I was part of another voir dire panel today. This time 60 of us were questioned for more than two hours.
For a murder trial.
Again, the questions were personal -- "Has anyone in your family ever been a victim of a violent crime?" "Do you own guns? What do you use them for?" "Have you ever gotten into an argument with a stranger?" "Did you drive downtown for jury duty today? Do you ever feel nervous driving downtown?" and "Do you have any bumper stickers on your car?" (WTF?)
They didn't ask if we ever watched "Law and Order."
The process was fascinating. My fellow jurors were in a talkative mood and spilled their guts (and prejudices) to the court. Sometimes I was shocked at what they said. Several men bragged about the fistfights they'd been in. The gun owners were downright cocky. One man said "You don't have no right to ask about guns" but the judge politely explained that they certainly did have that right.

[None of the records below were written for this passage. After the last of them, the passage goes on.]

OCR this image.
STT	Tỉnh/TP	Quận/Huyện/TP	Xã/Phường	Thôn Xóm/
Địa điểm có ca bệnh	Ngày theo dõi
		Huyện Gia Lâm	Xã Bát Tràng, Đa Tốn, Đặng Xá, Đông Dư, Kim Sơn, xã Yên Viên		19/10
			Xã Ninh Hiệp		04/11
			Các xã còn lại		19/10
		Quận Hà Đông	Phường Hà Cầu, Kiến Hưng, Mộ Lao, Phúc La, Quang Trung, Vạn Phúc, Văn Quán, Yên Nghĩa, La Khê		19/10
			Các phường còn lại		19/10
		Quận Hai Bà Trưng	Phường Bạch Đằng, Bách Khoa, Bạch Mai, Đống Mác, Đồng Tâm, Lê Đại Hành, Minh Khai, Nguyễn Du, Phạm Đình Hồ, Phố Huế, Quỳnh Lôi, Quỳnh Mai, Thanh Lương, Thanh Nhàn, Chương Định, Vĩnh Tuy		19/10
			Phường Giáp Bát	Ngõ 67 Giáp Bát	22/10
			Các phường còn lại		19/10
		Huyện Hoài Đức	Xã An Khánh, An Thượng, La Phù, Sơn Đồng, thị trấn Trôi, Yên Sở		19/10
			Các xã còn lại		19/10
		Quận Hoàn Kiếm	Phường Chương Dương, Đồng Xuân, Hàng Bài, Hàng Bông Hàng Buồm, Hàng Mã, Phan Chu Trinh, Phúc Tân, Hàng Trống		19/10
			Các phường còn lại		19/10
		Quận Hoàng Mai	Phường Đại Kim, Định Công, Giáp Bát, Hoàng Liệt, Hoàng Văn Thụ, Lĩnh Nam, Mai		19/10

If we wanted to give our answers privately we were asked to "approach the bench" but we quickly learned that doing that would prolong the process so most people didn't.
I noticed that the prosecutor tried to be charming and funny while the defense team was deadly serious and professional. I'm sure that was a calculated tactic by both sides.
No, I wasn't picked. But, for the record, I'm not afraid of driving downtown and I have three stickers on my car: Yarmuth for Congress, a Human Rights Campaign "equal" sign and a rainbow squiggle.